Se dovessi indicare un momento preciso in cui il Bar Star cambiò passo, il momento in cui la mia mano cominciò a tremare di meno, potrei dire che fu un giorno di qualche settimana prima in cui una Mercedes nera si fermò davanti al bar. Scese un uomo basso, con una coppola calcata sulla testa, grandi occhiali da sole, jeans sdruciti, la giacca di pelle e gli stivali di serpente.

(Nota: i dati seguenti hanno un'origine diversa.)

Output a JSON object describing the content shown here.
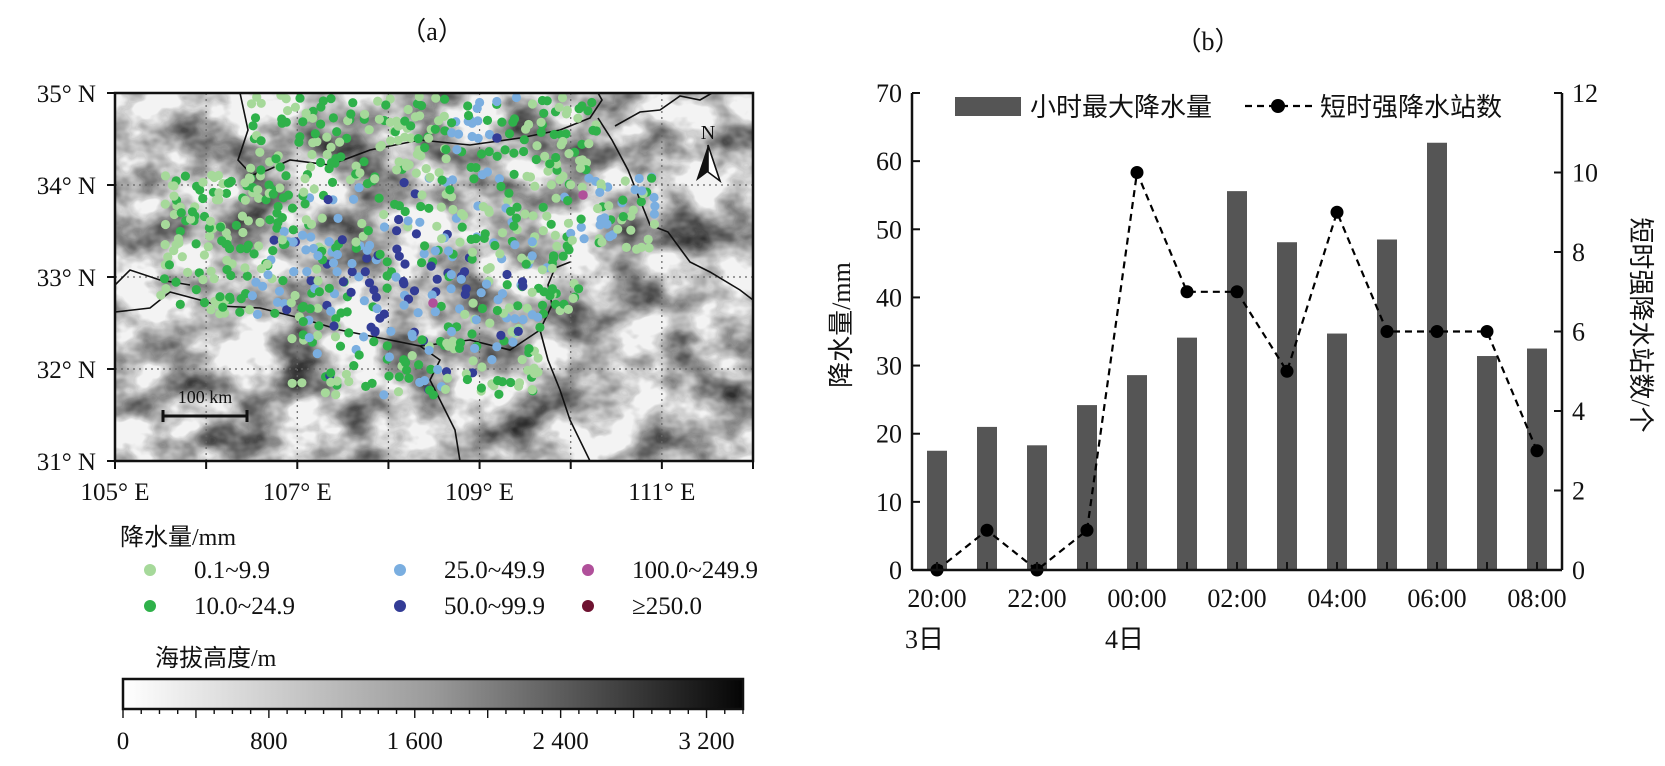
{
  "panel_a": {
    "label": "（a）",
    "lat_labels": [
      "35° N",
      "34° N",
      "33° N",
      "32° N",
      "31° N"
    ],
    "lon_labels": [
      "105° E",
      "107° E",
      "109° E",
      "111° E"
    ],
    "north_label": "N",
    "scale_label": "100 km",
    "legend_title": "降水量/mm",
    "legend": [
      {
        "label": "0.1~9.9",
        "color": "#a6d99a"
      },
      {
        "label": "10.0~24.9",
        "color": "#2fb14a"
      },
      {
        "label": "25.0~49.9",
        "color": "#7aaee0"
      },
      {
        "label": "50.0~99.9",
        "color": "#333c96"
      },
      {
        "label": "100.0~249.9",
        "color": "#b0509a"
      },
      {
        "label": "≥250.0",
        "color": "#6e1230"
      }
    ],
    "elevation_title": "海拔高度/m",
    "elevation_ticks": [
      "0",
      "800",
      "1 600",
      "2 400",
      "3 200"
    ]
  },
  "chart_data": {
    "type": "bar",
    "title": "（b）",
    "categories": [
      "20:00",
      "21:00",
      "22:00",
      "23:00",
      "00:00",
      "01:00",
      "02:00",
      "03:00",
      "04:00",
      "05:00",
      "06:00",
      "07:00",
      "08:00"
    ],
    "x_tick_labels": [
      "20:00",
      "22:00",
      "00:00",
      "02:00",
      "04:00",
      "06:00",
      "08:00"
    ],
    "date_labels": [
      {
        "label": "3日",
        "at": "20:00"
      },
      {
        "label": "4日",
        "at": "00:00"
      }
    ],
    "ylabel": "降水量/mm",
    "ylim": [
      0,
      70
    ],
    "y_ticks": [
      0,
      10,
      20,
      30,
      40,
      50,
      60,
      70
    ],
    "y2label": "短时强降水站数/个",
    "y2lim": [
      0,
      12
    ],
    "y2_ticks": [
      0,
      2,
      4,
      6,
      8,
      10,
      12
    ],
    "legend_position": "top",
    "series": [
      {
        "name": "小时最大降水量",
        "type": "bar",
        "axis": "left",
        "color": "#555555",
        "values": [
          17.5,
          21,
          18.3,
          24.2,
          28.6,
          34.1,
          55.6,
          48.1,
          34.7,
          48.5,
          62.7,
          31.4,
          32.5
        ]
      },
      {
        "name": "短时强降水站数",
        "type": "line",
        "axis": "right",
        "color": "#000000",
        "values": [
          0,
          1,
          0,
          1,
          10,
          7,
          7,
          5,
          9,
          6,
          6,
          6,
          3
        ]
      }
    ]
  }
}
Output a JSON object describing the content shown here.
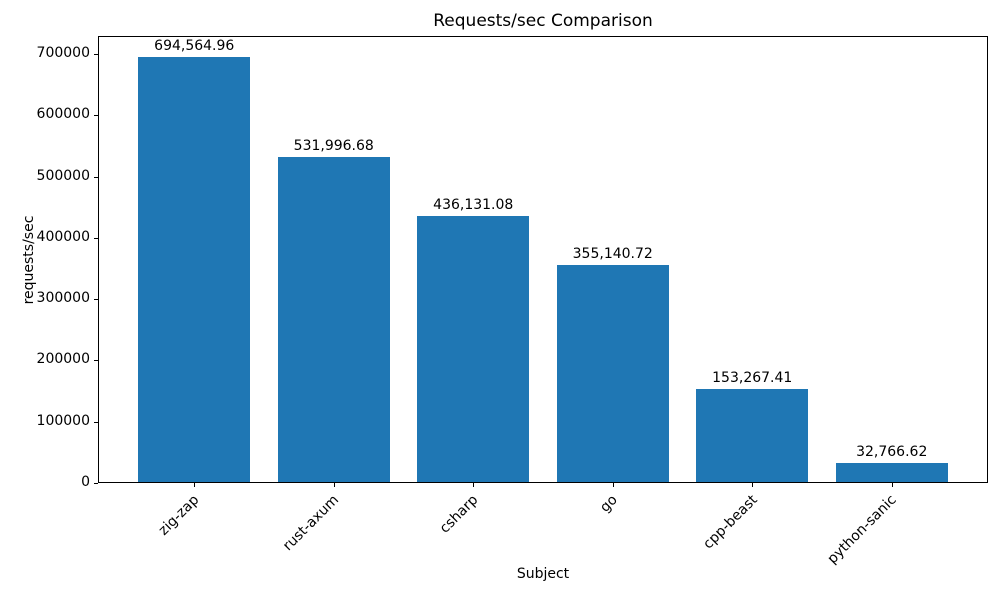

L’uomo mi chiese un caffè con voce bassa e profonda, con lo stesso tono con cui avrebbe potuto dire “a parte che gli anni passano, per non ripassare più”, e poi mi chiese dove fosse il bagno.
Io ebbi subito un concreto sospetto su chi potesse essere, anche se non potevo credere che la persona che avevo in mente io potesse comportarsi allo stesso modo di una turista inglese desiderosa di rubarmi l’asse del water, ma ogni dubbio venne fugato da due disadattate con una fascetta di Ligabue legata intorno alla fronte (e poi perché bisogna arrivare a perdere la dignità per il proprio artista preferito? Lui mica suona con la nostra foto disegnata sulle mutande), che alle quattro del pomeriggio aspettavano ansiose l’apertura dei cancelli dell’Arena, a trecento metri in linea d’aria dal mio bar.
Era una di quelle settimane in cui Luciano Ligabue occupava l’anfiteatro con sfilze ininterrotte di concerti: con l’orchestra, senza l’orchestra, con la band, senza la band, senza nemmeno lui e solamente con un mangianastri a riprodurre le sue canzoni (e anche in questo caso, i fan disadattati avrebbero riempito l’Arena per osannare quel mangianastri).
All’uscita dal bagno, il nuovo avventore venne accolto dalle due fanatiche con un sobrio “Ligaaaaaaaaaaaaaaaaaaaaaaaaaaaaaaaaaaaaaaaaaaaaaaaaaaaaaaaaaa!”, e fu così che, in spregio alla discrezione nei confronti dei clienti da me tanto decantata, ci ritrovammo tutti intorno al rocker, entrò perfino Gelati a salutarlo, per quel giorno dimenticando il nostro copione. Alla fine, con un sorriso molto tirato (per non dire con vero e proprio schifo), Luciano fu costretto a posare dietro il bancone per una foto di gruppo, schiacciato tra il mio braccio e quello ben piazzato di Gelati (che di fatto lo tratteneva lì a forza), mentre tutto il locale, preso dall’entusiasmo, intonava: “Siam quelli là, siam quelli là, quelli che vanno al Bar Star! Ta ta ru ra rà! Ta ta ru ra rà!” Poi io, sottovoce, gli chiesi all’orecchio se per caso in bagno mi avesse fregato qualcosa, ma a causa della confusione lui non capì. Era tutto delirio e sogni di rock’n’roll.